By now, it was time to get back into the vineyard and start pruning for the 2013 season. The spring progressed normally and we expected to see bud break first on the Marquette
then Traminette and finally the Chambourcin. As expected the Marquette began showing buds around April 21, but there was a little activity on the Chambourcin and even less on the Traminette. After a couple of weeks the Chambourcin started to show buds and we began to worry about the Traminette. By mid May, we were not seeing the buds we expected on the Traminette.
We began our investigation into what might be the Traminette problem the third week in May. We tested the soil, the grape leaves and everything else we could. There were several pieces of the puzzle that were probably contributory to the problem but we were unable to find a “smoking gun” and never did determine the exact cause of the Traminette problem. On advice from Purdue, we re-tubed all the Traminette to bring all the shoots/suckers back up from the roots.
By mid-July, >85% of the Traminette had significant growth. However, we determined that about 100 Traminette vines would need to be replaced. All the grow tubes were removed in mid August.
2013 Indy International Wine Competition
Now back to the Valvin Muscat. We decided to enter both the Muscat and Noiret into the 2013 Indy International Wine Competition, Amateur Division, held annually at Purdue.
In 2013 there were 512 wines entered in the Amateur Competition out of which 32 received Double Gold, 46 Gold, and 190 Silver. There were 213 entries made with exclusively Indiana grapes with only six trophies awarded.
Our Valvin Muscat won the “Indiana Grown Amateur Wine of the Year” trophy. (http://www.indyinternational.org/winners/trophies/year/2013/type/amateur/ ) The Noiret won a Gold Medal.
With the success of the 2013 competition, we decided to make wine from the 2013 harvest but limit it to just white. So for the 2013 harvest we went with the Vidal Blanc, at 23.7° Brix, pH of 3.49 and Total Acidity (TA) of 5.18 g/L. Primary fermentation was started on October 9, 2013 and completed on November 16. This fermentation took longer than usual due to a “stuck” which required re-inoculation.
Meanwhile, back in the vineyard, by Thanksgiving 2013, we had put everything to bed, so to speak. Little did we know what was coming…

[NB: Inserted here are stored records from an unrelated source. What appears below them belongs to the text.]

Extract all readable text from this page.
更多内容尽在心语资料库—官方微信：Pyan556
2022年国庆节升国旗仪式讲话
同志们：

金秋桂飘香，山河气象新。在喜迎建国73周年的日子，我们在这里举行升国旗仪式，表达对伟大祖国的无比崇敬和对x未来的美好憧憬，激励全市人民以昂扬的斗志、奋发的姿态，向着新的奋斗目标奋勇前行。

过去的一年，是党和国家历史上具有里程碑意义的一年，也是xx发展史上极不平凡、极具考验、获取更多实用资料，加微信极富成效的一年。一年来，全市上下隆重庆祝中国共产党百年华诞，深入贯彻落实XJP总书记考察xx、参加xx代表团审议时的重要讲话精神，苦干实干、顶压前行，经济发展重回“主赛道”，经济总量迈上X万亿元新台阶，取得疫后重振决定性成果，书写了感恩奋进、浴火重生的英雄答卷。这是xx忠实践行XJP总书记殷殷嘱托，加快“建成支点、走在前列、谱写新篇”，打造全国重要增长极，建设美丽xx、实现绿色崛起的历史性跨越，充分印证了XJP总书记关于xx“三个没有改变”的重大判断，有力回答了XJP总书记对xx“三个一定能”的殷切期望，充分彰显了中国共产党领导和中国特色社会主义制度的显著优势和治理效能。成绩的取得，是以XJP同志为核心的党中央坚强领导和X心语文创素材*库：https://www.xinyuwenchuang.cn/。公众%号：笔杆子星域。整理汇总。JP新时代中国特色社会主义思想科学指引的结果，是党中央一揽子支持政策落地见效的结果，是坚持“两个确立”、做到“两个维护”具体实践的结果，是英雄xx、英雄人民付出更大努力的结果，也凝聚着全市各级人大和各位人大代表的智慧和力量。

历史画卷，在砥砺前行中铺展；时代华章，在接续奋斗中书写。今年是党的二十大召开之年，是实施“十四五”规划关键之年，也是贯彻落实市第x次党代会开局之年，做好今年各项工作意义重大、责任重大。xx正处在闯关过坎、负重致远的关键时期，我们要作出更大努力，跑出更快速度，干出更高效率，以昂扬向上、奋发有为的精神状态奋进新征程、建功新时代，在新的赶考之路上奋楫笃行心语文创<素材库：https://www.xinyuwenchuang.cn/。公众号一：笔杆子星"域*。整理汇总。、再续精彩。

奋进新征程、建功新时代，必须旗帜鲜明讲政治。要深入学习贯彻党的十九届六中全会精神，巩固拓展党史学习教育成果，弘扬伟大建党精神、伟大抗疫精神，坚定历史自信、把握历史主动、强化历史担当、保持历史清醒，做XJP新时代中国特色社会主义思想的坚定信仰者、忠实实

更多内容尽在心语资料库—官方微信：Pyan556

Beginning on January 6/7, 2014, the temperature dropped to a bone chilling-18* Fwhich was the lowest temperature recorded since 1994. At that point we were concerned, but not too worried, because we had chosen the three varietals we did due their cold hardiness. Although, we were probably stressing the Chambourcin more than the others due to our northern Indiana location. On January 11, we did an assessment of the vines and were surprised to note that all seemed to have weathered the cold temps okay. However, there was more to come. Over the next several weeks, the now well known “Polar Vortex” was all over us and we had more record breaking temps that lasted for several days in a row with each episode.
As we found out when spring finally arrived, the winter had had a major impact. It was not that is was so much the cold temperatures alone but the combination of the cold temps for several days in a row followed by another and another episode that had taken its toll on the vineyards. It was reported that Indiana Vineyards lost are much as 75-percent of their grape yields in 2014 year because of the last winter’s deep freeze. (http://wbaa.org/post/harsh-winter-sapping-states-wine-grape-crops)
In neighboring Ohio, the Ohio Wine Producers Association reported in early July 2014 that all Northeastern Ohio Wineries from Avon east to the Pennsylvania line suffered deep losses to the wine grape crop. They are quoted saying, “There was a 100-percent crop loss for 2014 for all vinifera wine varieties.” (http://www.newsnet5.com/weather/weather-news/federal-govt-to-assess-local-wine-grape-losses)
It was this way for our vineyard along with virtually every vineyard from western Missouri all the way to the Finger Lakes in New York State. We all had taken a major hit and the 2014 harvest may be a complete loss.
Since we were going into our third season after planting, we were not planning on a harvest in 2014. So the fact that most of the buds had been destroyed was not as catastrophic for us. However, we did discover that approximate 130 of the Traminette and 25 of the Chambourcin had been damaged beyond recovery and would need to be replaced. These had been damage to the point that Crown Gall had been able to get in and choke off the vines nutrients. The Marquette is a hybrid out of the University of Minnesota which could and did withstand the extreme low temperatures.
Of the Traminette and Chambourcin, virtually all 600+ vines were killed down to the roots. We had to re-tube every vine and let the shoots/suckers
come up from the roots. At mid July we are hopeful that each will reach the top trellis by the end of the growing season.
That is where we are at this writing, July 15, 2014. The Marquette will actually produce a crop for harvest this year. The pictures show small clusters in early May with larger clusters in late May and the vines are growing well.
We expect to have enough grapes to make 150 to 200 gallons of wine or between 60 and 80 cases of pure Marquette wine.
The Chambourcin and Traminette have lost at least one year and perhaps even two years before we will be able to harvest them for wine making.